Technical Specification
The Inflation Params will be stored in the x/ugov
module:
// maximum supply in base denom (uumee)
max_supply sdk.Coin
// length of the inflation cycle
inflation_cycle_duration time.Duration
// in basis points. 12 corresponds to 0.012. New inflation is calculated as:
// old_inflation * (10'000 - inflation_reduction_rate)/10'000
inflation_reduction_rate bpmath.FixedBP
See Ugov Proto for inflation params
InflationCalculationFn
The inflation calculation logic will be implemented as follows:
Input: sdk.Context, minter, mint module params , bondedRatio
Output: Inflation
Function inflationRate(ctx , minter, mintParams, bondedRatio):
INFLATION_PARAMS = // GET INFLATION_PARAMS FROM UGOV MODULE
MAX_SUPPLY = // MAX SUPPLY OF MINTING DENOM FROM INFLATION_PARAMS
TOTAL_TOKENS_SUPPLY = // TOTAL SUPPLY OF MINTING DENOM
If TOTAL_TOKENS_SUPPLY.GTE(MAX_SUPPLY) :
// supply has already reached the maximum amount, so inflation should be zero
Return sdk.ZeroDec()
INFLATION_CYCLE_END_TIME = // CURRENT INFLATION CYCLE END TIME FROM UGOV STORE
If ctx.BlockTime > INFLATION_CYCLE_END_TIME:
// new inflation cycle is starting, so we need to update the inflation max and min rate
factor = 1 - INFLATION_PARAMS.InflationReductionRate // 1 - 0.25 = 0.75
mintParams.InflationMax = factor.MulDec(mintParams.InflationMax)
mintParams.InflationMin = factor.MulDec(mintParams.InflationMin)

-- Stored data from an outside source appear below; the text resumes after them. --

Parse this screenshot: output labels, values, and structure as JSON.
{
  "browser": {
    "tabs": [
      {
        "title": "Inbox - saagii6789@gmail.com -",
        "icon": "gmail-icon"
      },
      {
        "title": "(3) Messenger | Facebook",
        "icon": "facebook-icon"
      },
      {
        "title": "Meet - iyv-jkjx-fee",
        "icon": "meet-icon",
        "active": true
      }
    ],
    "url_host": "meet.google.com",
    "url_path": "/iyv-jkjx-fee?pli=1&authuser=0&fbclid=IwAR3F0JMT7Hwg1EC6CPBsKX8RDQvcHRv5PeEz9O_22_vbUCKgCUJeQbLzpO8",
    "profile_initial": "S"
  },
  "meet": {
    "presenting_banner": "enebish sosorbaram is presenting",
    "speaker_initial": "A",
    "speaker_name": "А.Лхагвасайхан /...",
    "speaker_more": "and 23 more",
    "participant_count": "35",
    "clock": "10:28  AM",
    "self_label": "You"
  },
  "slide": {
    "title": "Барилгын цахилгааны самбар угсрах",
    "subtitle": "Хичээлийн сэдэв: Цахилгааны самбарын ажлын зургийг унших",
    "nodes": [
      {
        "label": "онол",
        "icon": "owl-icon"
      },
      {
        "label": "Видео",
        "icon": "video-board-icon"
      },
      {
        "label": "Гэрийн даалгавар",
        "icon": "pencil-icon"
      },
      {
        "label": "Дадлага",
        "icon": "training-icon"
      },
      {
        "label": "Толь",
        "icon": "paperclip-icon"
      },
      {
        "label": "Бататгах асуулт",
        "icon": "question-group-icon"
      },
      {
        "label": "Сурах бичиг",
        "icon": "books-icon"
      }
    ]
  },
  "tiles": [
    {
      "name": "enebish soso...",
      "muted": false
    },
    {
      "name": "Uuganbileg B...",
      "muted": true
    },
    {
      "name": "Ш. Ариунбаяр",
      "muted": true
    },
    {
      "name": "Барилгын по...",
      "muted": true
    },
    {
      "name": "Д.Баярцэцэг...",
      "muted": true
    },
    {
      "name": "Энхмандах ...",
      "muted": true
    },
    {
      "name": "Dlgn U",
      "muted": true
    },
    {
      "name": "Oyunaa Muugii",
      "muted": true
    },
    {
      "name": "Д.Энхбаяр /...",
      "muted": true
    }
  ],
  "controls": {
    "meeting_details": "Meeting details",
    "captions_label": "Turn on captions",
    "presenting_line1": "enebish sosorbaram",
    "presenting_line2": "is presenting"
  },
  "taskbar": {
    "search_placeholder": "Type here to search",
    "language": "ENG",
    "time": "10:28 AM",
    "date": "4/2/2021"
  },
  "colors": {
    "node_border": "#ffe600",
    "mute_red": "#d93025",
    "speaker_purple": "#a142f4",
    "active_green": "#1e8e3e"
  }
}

MintKeeper.SetParams(ctx, mintParams)
// SET CURRENT NEW INFLATION CYCLE END TIME IN UGOV STORE
CYCLE_END_TIME = ctx.BlockTime().Add(INFLATION_PARAMS.InflationCycle)
Inflation = minttypes.DefaultInflationCalculationFn(ctx, minter, mintParams, bondedRatio)
// if the newly minted coins will exceed the MaxSupply, and adjusts the inflation accordingly.
MINTING_COINS =( Inflation * TOTAL_TOKENS_SUPPLY )/ mintParams.BlocksPerYear
IF (MINTING_COINS + TOTAL_TOKENS_SUPPLY) > MAX_SUPPLY:
MINTING_COINS = MAX_SUPPLY - TOTAL_TOKENS_SUPPLY
Return Inflation = (MINTING_COINS * mintParams.BlocksPerYear) / TOTAL_TOKENS_SUPPLY
Return Inflation
See implementation here.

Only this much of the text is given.